After more than 12 hours of bargaining, at 2:05 a.m. Saturday morning, the University’s Graduate Employees’ Organization’s bargaining team signed a tentative agreement for its new contract with the University.

GEO’s three-year contract expired on Friday. The tentative agreement signed this past weekend will be brought to a general membership meeting later this week for a vote to ratify the contract, according to GEO President Robert Gillezeau, a graduate student instructor in the Department of Economics and a graduate student research assistant for the Center for Afroamerican and African Studies.

Renée Echols, the lead negotiator of GEO and a Department of English Language and Literature graduate student instructor, wrote in an e-mail interview that the union was pleased to get a deal done.

“As the bargaining team went into bargaining on Friday with new proposals, we had no idea that we would sign a tentative agreement 13 hours later at 2 in the morning,” Echols wrote. “The University’s team was eager to conclude negotiations when they learned that GEO members had decided not to extend the contract a second time earlier last week.”

Gillezeau wrote that the signing of the tentative agreement is evidence of the power of collective bargaining.

“The union and the University were able to come together at the table and reach an agreement that addresses significant problems facing employees with disabilities, parents, international students and others,” he wrote.

Under the tentative agreement, GEO members will receive more accommodations for disabled employees, which Gillezeau called “historic.”

The 1,800-member union represents all University graduate student instructors and graduate student staff assistants. The tentative agreement sets wage increases for GEO members over the three years covered by the contract at 2.5 percent, 3 percent and 3 percent, respectively.

In the new contract, members will also receive increased childcare subsidies and access to lactation spaces. GEO will also have three representatives on a six-person committee to evaluate the University’s current spousal work and study requirements for child care subsidies.

Several new employee benefits will also be included in the contract, including the establishment of a job posting website for GSIs and GSSAs and the elimination of mandatory group work hours after 1 a.m.

More details of the agreement will be made public after the ratification vote by GEO’s general membership, according to a University press release made public today.

Gillezeau wrote that the bargaining team is “thrilled with this outcome.” GEO and the University reached an agreement without a strike for the first time in 20 years, he wrote.
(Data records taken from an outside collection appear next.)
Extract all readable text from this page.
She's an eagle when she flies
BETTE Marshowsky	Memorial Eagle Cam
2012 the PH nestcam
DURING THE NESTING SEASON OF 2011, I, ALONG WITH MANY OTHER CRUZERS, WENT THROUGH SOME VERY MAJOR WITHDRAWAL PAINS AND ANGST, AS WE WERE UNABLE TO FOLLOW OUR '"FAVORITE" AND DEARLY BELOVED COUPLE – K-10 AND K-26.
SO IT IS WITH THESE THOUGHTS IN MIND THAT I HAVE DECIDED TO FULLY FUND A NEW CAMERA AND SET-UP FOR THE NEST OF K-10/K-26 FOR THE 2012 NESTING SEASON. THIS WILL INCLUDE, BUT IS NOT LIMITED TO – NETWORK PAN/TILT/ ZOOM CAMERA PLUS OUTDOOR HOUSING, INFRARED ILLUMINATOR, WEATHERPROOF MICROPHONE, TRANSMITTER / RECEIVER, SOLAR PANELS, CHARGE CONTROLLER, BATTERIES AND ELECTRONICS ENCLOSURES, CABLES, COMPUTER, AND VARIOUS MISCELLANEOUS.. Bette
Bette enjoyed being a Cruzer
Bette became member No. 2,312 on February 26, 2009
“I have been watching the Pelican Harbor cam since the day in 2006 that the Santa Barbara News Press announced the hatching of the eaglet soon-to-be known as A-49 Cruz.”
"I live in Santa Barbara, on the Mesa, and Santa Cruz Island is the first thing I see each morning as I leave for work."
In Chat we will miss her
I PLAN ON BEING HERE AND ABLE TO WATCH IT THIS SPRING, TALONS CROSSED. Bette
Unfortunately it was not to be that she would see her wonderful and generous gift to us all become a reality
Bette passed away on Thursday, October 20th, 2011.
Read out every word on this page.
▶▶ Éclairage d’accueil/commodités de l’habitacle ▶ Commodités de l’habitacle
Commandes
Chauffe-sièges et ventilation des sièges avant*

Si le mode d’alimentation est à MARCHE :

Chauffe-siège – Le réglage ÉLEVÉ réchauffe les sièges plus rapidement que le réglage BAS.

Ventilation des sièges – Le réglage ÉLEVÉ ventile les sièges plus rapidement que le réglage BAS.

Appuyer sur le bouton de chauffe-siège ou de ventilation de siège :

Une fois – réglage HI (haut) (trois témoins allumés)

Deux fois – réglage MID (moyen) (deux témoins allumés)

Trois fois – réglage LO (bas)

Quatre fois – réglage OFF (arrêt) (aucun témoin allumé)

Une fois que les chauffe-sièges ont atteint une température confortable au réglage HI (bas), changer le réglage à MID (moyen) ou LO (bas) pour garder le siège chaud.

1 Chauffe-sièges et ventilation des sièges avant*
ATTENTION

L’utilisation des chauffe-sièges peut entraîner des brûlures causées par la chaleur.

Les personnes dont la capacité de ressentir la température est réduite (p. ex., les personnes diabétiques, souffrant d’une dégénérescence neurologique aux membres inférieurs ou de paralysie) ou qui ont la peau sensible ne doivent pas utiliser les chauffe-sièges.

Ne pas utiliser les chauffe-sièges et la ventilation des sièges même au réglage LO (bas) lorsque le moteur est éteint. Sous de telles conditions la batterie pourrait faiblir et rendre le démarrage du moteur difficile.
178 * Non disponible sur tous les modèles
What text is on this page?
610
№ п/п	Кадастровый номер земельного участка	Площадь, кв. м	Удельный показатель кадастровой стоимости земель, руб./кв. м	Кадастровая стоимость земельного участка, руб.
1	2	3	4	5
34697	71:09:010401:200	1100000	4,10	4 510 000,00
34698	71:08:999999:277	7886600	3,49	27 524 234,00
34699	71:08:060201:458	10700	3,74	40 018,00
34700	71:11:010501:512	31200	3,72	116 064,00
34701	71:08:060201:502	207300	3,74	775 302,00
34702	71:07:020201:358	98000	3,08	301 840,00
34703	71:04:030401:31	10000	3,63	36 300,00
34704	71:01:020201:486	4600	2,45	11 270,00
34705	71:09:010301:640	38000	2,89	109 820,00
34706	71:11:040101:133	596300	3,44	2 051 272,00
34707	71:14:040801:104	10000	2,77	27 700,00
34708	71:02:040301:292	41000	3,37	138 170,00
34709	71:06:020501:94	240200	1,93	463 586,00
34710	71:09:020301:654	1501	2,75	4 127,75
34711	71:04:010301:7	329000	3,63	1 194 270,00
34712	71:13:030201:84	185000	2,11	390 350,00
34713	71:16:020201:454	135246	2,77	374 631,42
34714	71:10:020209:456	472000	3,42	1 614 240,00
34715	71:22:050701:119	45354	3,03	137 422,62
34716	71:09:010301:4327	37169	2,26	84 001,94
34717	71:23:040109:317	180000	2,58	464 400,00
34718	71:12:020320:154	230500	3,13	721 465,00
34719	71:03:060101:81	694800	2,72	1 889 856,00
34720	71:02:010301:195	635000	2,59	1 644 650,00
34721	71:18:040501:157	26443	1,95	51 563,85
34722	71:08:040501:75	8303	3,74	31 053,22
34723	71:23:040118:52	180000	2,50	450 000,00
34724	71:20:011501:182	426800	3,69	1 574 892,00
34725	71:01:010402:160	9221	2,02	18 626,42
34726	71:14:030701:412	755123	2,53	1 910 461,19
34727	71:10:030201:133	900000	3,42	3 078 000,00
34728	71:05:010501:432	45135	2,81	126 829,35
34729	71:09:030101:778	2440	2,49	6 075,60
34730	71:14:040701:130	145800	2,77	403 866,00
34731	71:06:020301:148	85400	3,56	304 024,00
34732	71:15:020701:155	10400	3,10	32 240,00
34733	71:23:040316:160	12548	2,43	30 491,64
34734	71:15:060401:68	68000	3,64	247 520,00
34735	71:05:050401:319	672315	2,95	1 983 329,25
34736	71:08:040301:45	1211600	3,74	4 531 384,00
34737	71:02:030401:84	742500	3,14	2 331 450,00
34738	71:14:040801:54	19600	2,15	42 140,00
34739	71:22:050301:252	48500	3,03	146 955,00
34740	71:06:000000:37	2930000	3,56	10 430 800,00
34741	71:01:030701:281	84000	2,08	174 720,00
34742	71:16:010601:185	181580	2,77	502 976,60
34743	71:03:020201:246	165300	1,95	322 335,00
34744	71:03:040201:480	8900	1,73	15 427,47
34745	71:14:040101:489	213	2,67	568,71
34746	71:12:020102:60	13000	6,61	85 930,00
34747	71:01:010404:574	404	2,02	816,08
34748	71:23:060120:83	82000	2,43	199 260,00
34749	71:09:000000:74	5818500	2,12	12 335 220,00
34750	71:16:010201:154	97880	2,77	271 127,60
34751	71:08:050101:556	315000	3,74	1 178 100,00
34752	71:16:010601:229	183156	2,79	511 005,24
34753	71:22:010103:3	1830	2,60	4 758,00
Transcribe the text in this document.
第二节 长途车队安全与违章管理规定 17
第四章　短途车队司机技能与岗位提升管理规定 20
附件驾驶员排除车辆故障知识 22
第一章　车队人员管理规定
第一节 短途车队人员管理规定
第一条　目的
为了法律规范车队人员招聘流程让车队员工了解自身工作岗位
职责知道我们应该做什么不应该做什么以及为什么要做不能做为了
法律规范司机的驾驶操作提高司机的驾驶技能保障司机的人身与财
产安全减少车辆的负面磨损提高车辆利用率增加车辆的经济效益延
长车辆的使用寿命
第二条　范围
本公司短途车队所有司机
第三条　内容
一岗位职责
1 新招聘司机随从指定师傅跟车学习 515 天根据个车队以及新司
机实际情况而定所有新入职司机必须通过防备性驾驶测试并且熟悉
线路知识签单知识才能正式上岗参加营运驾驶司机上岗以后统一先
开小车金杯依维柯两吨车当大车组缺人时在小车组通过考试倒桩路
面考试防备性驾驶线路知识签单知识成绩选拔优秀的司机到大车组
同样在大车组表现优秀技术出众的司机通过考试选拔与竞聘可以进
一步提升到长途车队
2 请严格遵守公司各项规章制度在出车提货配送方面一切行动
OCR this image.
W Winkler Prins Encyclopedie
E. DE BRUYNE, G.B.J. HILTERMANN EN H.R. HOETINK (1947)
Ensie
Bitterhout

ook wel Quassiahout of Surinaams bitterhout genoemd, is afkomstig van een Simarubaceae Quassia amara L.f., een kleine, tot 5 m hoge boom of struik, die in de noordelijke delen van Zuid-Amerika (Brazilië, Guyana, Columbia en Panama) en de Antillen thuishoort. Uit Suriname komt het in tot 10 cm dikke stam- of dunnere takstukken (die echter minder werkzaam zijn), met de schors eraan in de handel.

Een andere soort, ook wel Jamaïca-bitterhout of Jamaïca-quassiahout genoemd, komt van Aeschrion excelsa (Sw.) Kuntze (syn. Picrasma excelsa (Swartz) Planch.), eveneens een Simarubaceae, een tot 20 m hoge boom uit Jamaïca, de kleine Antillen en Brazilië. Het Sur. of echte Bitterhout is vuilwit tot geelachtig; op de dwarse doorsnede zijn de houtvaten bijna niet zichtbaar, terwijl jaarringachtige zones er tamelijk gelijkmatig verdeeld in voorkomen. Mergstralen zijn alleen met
“This is how collective bargaining is supposed to work, and we hope that this sets a new standard for our relationship with the University,” Gillezeau wrote.

Ronald Dick, associate director of Academic Human Resources at the University, wrote in the press release that the tentative agreement signifies constructive cooperation between GEO and the University.

“With this agreement we were able to work together to pave the way for timely and effective accommodations for graduate students with disabilities in need of accommodations to fulfill their responsibilities as graduate student instructors or graduate student staff assistants,” Dick wrote.

While members of GEO and University representatives expressed overall satisfaction with the tentative agreement, some issues GEO members have been lobbying for — like the inclusion of GSRAs under GEO’s contract and the reduction of prescription co-pays — weren’t included in the new contract.

However, Gillezeau wrote that the tentative agreement addresses an impressive number of issues considering the current political and economic situation in Michigan.

After a vote by GEO’s general membership on Wednesday, the agreement will be brought before the University’s Board of Regents for approval.